Dilanjut dengan revolusi industri. Barang kebutuhan diproduksi secara masal
untuk di jual ke pasar. Bahan mentah dikeruk dari alam bukan untuk memenuhi
kebutuhan tapi untuk dijual sehingga pemilik modal menimbun kekayaan. Peradaban
modern mengidap penyakit ketakacuhan dan keabaian manusia terhadap lingkungan.
Lalu, hak berevolusi dan etika berevolusi. Manusia
mulai menyadari bahwa ia hidup di dunia yang saling bergantung antara manusia
dan lingkungan. Ada kisah menarik tentang evolusi hak lingkungan. Pada tahun
1940an di sebuah universitas di Amerika, kicau burung yang biasanya menyambut
pagi cerah di kampus menghilang. Yang ada hanya sunyi. Pagi yang penuh kicauan
merdu jadi bisu. Setelah diteliti, ternyata burung-burung yang biasa berkicau
di sekitar kampus mati karena memakan buah apel yang disemprot peptisida.

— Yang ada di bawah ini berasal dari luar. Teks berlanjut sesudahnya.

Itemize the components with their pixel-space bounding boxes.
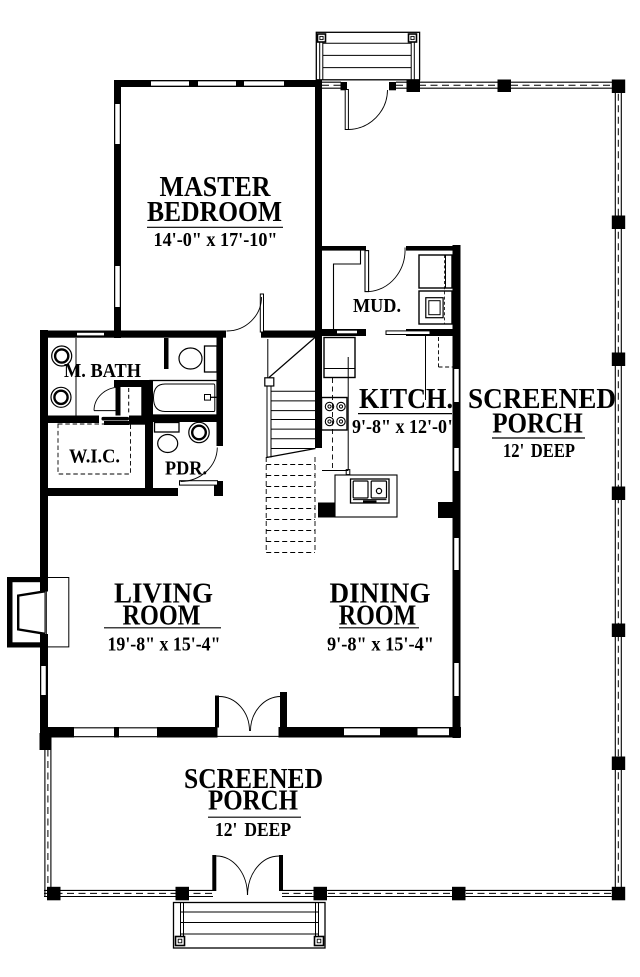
- svg-text:MUD.: MUD.: [353, 295, 401, 317]
- svg-text:BEDROOM: BEDROOM: [147, 196, 282, 228]
- svg-text:9'-8" x 15'-4": 9'-8" x 15'-4": [327, 634, 434, 656]
- svg-text:W.I.C.: W.I.C.: [69, 446, 120, 468]
- svg-text:PORCH: PORCH: [208, 786, 298, 817]
- svg-text:14'-0" x 17'-10": 14'-0" x 17'-10": [154, 229, 278, 251]
- svg-text:19'-8" x 15'-4": 19'-8" x 15'-4": [108, 634, 221, 656]
- svg-text:12' DEEP: 12' DEEP: [215, 819, 291, 841]
- svg-text:PDR.: PDR.: [165, 458, 207, 480]
- svg-text:ROOM: ROOM: [339, 599, 417, 631]
- svg-text:12' DEEP: 12' DEEP: [503, 440, 575, 462]
- svg-text:9'-8" x 12'-0": 9'-8" x 12'-0": [352, 416, 457, 438]
- svg-text:PORCH: PORCH: [492, 408, 583, 440]
- svg-text:KITCH.: KITCH.: [359, 383, 453, 415]
- svg-text:ROOM: ROOM: [123, 599, 201, 631]
- svg-text:M. BATH: M. BATH: [64, 360, 141, 382]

Rachel Carson, seorang environmentalis menulis sebuah buku berjudul The Silent
Spring, musim semi yang sunyi. Buku ini merubah total pandangan kaum
intelektual Amerika tentang ekologi. Hak dan etika berevolusi. Lingkungan
memiliki hak untuk kita lindungi. Bahkan, sebatang pohon di Amerika bisa
mengajukan gugatan ke pengadilan ke orang atau instansi yang melanggar haknya
diwakilkan oleh pelapor. Pohon memiliki hak keadilan di depan hukum.

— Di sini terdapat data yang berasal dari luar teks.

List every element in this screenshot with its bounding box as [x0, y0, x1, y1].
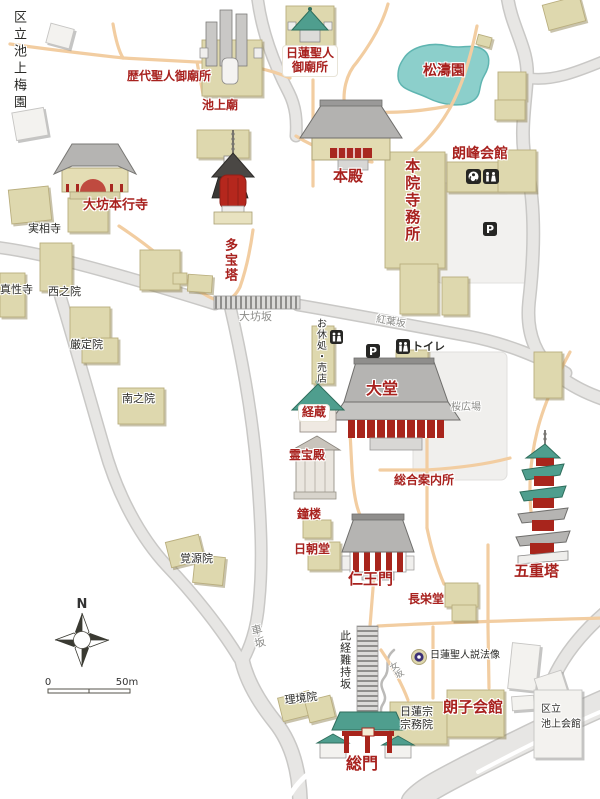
- label-niomon: 仁王門: [348, 571, 393, 588]
- compass-north-label: N: [77, 597, 88, 612]
- statue-icon: [412, 650, 427, 665]
- label-nishinoin: 西之院: [48, 286, 81, 299]
- label-nanjizaka: 此経難持坂: [338, 630, 351, 690]
- building: [173, 273, 187, 284]
- building: [70, 307, 110, 341]
- parking-icon: P: [483, 222, 497, 236]
- label-reihoden: 霊宝殿: [289, 449, 325, 463]
- compass-rose: N: [55, 597, 109, 667]
- building: [534, 352, 562, 398]
- building: [512, 695, 535, 711]
- toilet-icon: [396, 339, 410, 354]
- reihoden-structure: [292, 436, 340, 499]
- label-daibozaka: 大坊坂: [239, 311, 272, 324]
- building: [46, 23, 74, 49]
- label-choeido: 長栄堂: [408, 593, 444, 607]
- label-shoro: 鐘楼: [297, 508, 321, 522]
- building: [476, 34, 492, 47]
- restroom-icon: [330, 330, 343, 344]
- label-ward-plum-garden: 区立池上梅園: [10, 10, 25, 112]
- label-honden: 本殿: [333, 168, 363, 185]
- compass-center: [74, 632, 91, 649]
- label-daido: 大堂: [366, 380, 398, 398]
- label-daibo-hongyoji: 大坊本行寺: [83, 199, 148, 214]
- label-shumuin: 日蓮宗 宗務院: [400, 706, 433, 731]
- building: [8, 186, 51, 224]
- svg-text:P: P: [369, 345, 377, 358]
- label-minaminoin: 南之院: [122, 393, 155, 406]
- svg-text:P: P: [486, 223, 494, 236]
- label-sogo-annaijo: 総合案内所: [394, 474, 454, 488]
- label-shotoen: 松濤園: [423, 63, 465, 79]
- scale-end-label: 50m: [116, 677, 138, 688]
- building: [495, 100, 525, 120]
- basemap-svg: P P: [0, 0, 600, 799]
- building: [187, 274, 212, 293]
- nanjizaka-stairs: [357, 626, 378, 724]
- building: [12, 107, 48, 140]
- accessible-restroom-icon: [466, 169, 481, 184]
- building: [400, 264, 438, 314]
- label-kuritsu-kaikan: 区立 池上会館: [541, 704, 581, 730]
- honden-structure: [300, 100, 402, 170]
- building: [40, 243, 72, 291]
- scale-bar: 0 50m: [45, 677, 138, 693]
- scale-start-label: 0: [45, 677, 51, 688]
- label-shinshoji: 真性寺: [0, 284, 33, 297]
- label-honin-jimusho: 本院寺務所: [403, 158, 420, 243]
- label-somon: 総門: [346, 755, 378, 773]
- daibozaka-stairs: [214, 296, 300, 309]
- label-gonjoin: 厳定院: [70, 339, 103, 352]
- label-kakugenin: 覚源院: [180, 553, 213, 566]
- building: [442, 277, 468, 315]
- gojunoto-pagoda-structure: [516, 430, 570, 564]
- building: [197, 130, 249, 158]
- label-rest-shop: お休処・売店: [314, 318, 326, 384]
- label-nicchodo: 日朝堂: [294, 543, 330, 557]
- label-nichiren-mausoleum: 日蓮聖人 御廟所: [283, 46, 337, 76]
- label-rekidai-mausoleum: 歴代聖人御廟所: [127, 70, 211, 84]
- label-ikegami-byo: 池上廟: [202, 99, 238, 113]
- label-tahoto: 多宝塔: [221, 238, 236, 283]
- restroom-icon: [483, 169, 499, 184]
- parking-icon: P: [366, 344, 380, 358]
- label-toilet: トイレ: [412, 341, 445, 354]
- bell-tower-building: [303, 520, 331, 538]
- label-roho-kaikan: 朗峰会館: [452, 146, 508, 162]
- label-jissoji: 実相寺: [28, 223, 61, 236]
- label-sakura-hiroba: 桜広場: [451, 402, 481, 414]
- building: [498, 72, 526, 100]
- label-roshi-kaikan: 朗子会館: [443, 699, 503, 716]
- choeido-building: [445, 583, 478, 607]
- building: [542, 0, 585, 30]
- label-nichiren-statue: 日蓮聖人説法像: [430, 650, 500, 662]
- label-kyozo: 経蔵: [299, 405, 329, 421]
- building: [452, 605, 476, 621]
- label-gojunoto: 五重塔: [514, 563, 559, 580]
- daibo-hongyoji-structure: [54, 144, 136, 199]
- map-canvas: P P: [0, 0, 600, 799]
- building: [508, 643, 541, 692]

Keadilan ekologis dimulai dari pandangan holistik
terhadap semesta. Kita semua hidup dalam interdepedensi. Manusia, hewan, tumbuhan,
tanah, udara, air, semuanya saling membutuhkan. Matinya seekor semut di sebuah
ruangan seminar di Depok bisa mengakibatkan banjir di Belanda yang
menenggelamkan arsip beasiswa seorang mahasiswa filsafat. Seorang mahasiswa
filsafat yang tadinya akan mendapat beasiswa di Belanda bisa gagal karena
matinya semut.
Evolusi hak dan etika yang mendorong pada kesadaran
dan keadilan ekologis perlu kita meriahkan melalui pemikiran dan karya
intelektual tentang ekologi. Karya intelektual terakhir tentang ekologi di
indonesia adalah disertasi Dr. Saras Dewi, ketua prodi filsafat UI. Disertasi
itu berjudul “Dimensi Ontologis Relasi Manusia dan Alam, Suatu Pendekatan
Fenomenologi Lingkungan Terhadap Problem Disekuilibrium”.